By analyzing existing cross correlation between AEye Inc and PLAYSTUDIOS, you can compare the effects of market volatilities on AEye and PLAYSTUDIOS and check how they will diversify away market risk if combined in the same portfolio for a given time horizon. You can also utilize pair trading strategies of matching a long position in AEye with a short position of PLAYSTUDIOS. Check out your portfolio center. Please also check ongoing floating volatility patterns of AEye and PLAYSTUDIOS.

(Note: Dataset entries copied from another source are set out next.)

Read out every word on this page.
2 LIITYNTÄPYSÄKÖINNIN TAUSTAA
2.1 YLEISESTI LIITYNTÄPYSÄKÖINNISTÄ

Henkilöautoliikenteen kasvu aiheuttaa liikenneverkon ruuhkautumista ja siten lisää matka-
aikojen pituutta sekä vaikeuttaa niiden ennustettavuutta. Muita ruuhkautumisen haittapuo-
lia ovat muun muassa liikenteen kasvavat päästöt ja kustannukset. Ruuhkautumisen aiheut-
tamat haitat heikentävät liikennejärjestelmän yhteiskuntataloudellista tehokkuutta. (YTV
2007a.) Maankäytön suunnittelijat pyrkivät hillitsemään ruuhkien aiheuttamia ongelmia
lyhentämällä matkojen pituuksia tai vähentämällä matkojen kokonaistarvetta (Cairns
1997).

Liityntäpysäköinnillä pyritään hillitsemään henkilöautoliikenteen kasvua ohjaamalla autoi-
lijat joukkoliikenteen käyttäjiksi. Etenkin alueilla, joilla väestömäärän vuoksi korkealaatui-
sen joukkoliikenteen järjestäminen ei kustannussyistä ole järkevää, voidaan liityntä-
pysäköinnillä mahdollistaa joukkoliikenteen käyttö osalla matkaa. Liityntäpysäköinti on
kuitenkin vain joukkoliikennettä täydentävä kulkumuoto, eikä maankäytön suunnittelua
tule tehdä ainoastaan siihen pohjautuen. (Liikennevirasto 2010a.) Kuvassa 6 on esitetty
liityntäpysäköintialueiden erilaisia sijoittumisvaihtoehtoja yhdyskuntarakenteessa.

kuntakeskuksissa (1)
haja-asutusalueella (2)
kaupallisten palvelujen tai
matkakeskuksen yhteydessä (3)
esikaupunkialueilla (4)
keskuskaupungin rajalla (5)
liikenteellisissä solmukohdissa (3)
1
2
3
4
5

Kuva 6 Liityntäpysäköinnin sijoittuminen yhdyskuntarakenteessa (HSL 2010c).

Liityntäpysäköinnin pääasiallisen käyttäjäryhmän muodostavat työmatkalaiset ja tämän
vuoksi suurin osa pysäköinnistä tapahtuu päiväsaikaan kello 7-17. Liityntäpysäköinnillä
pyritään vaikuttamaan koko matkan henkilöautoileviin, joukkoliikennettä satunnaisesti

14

Diversification Opportunities for AEye and PLAYSTUDIOS

-0.09
  Correlation Coefficient

Good diversification

The 3 months correlation between AEye and PLAYSTUDIOS is -0.09. Overlapping area represents the amount of risk that can be diversified away by holding AEye Inc and PLAYSTUDIOS in the same portfolio, assuming nothing else is changed. The correlation between historical prices or returns on PLAYSTUDIOS and AEye is a relative statistical measure of the degree to which these equity instruments tend to move together. The correlation coefficient measures the extent to which returns on AEye Inc are associated (or correlated) with PLAYSTUDIOS. Values of the correlation coefficient range from -1 to +1, where. The correlation of zero (0) is possible when the price movement of PLAYSTUDIOS has no effect on the direction of AEye i.e., AEye and PLAYSTUDIOS go up and down completely randomly.

Pair Corralation between AEye and PLAYSTUDIOS

Assuming the 90 days horizon AEye Inc is expected to generate 2.28 times more return on investment than PLAYSTUDIOS. However, AEye is 2.28 times more volatile than PLAYSTUDIOS. It trades about 0.11 of its potential returns per unit of risk. PLAYSTUDIOS is currently generating about 0.01 per unit of risk. If you would invest  5.20  in AEye Inc on September 12, 2024 and sell it today you would lose (4.00) from holding AEye Inc or give up 76.92% of portfolio value over 90 days.
Time Period3 Months [change]
DirectionMoves Against 
StrengthInsignificant
Accuracy100.0%
ValuesDaily Returns

AEye Inc  vs.  PLAYSTUDIOS

 Performance 
       Timeline  
AEye Inc 

Risk-Adjusted Performance

8 of 100

 
Weak
 
Strong
OK
Compared to the overall equity markets, risk-adjusted returns on investments in AEye Inc are ranked lower than 8 (%) of all global equities and portfolios over the last 90 days. In spite of fairly abnormal basic indicators, AEye showed solid returns over the last few months and may actually be approaching a breakup point.
PLAYSTUDIOS 

Risk-Adjusted Performance

6 of 100

 
Weak
 
Strong
Modest
Compared to the overall equity markets, risk-adjusted returns on investments in PLAYSTUDIOS are ranked lower than 6 (%) of all global equities and portfolios over the last 90 days. In spite of fairly abnormal basic indicators, PLAYSTUDIOS showed solid returns over the last few months and may actually be approaching a breakup point.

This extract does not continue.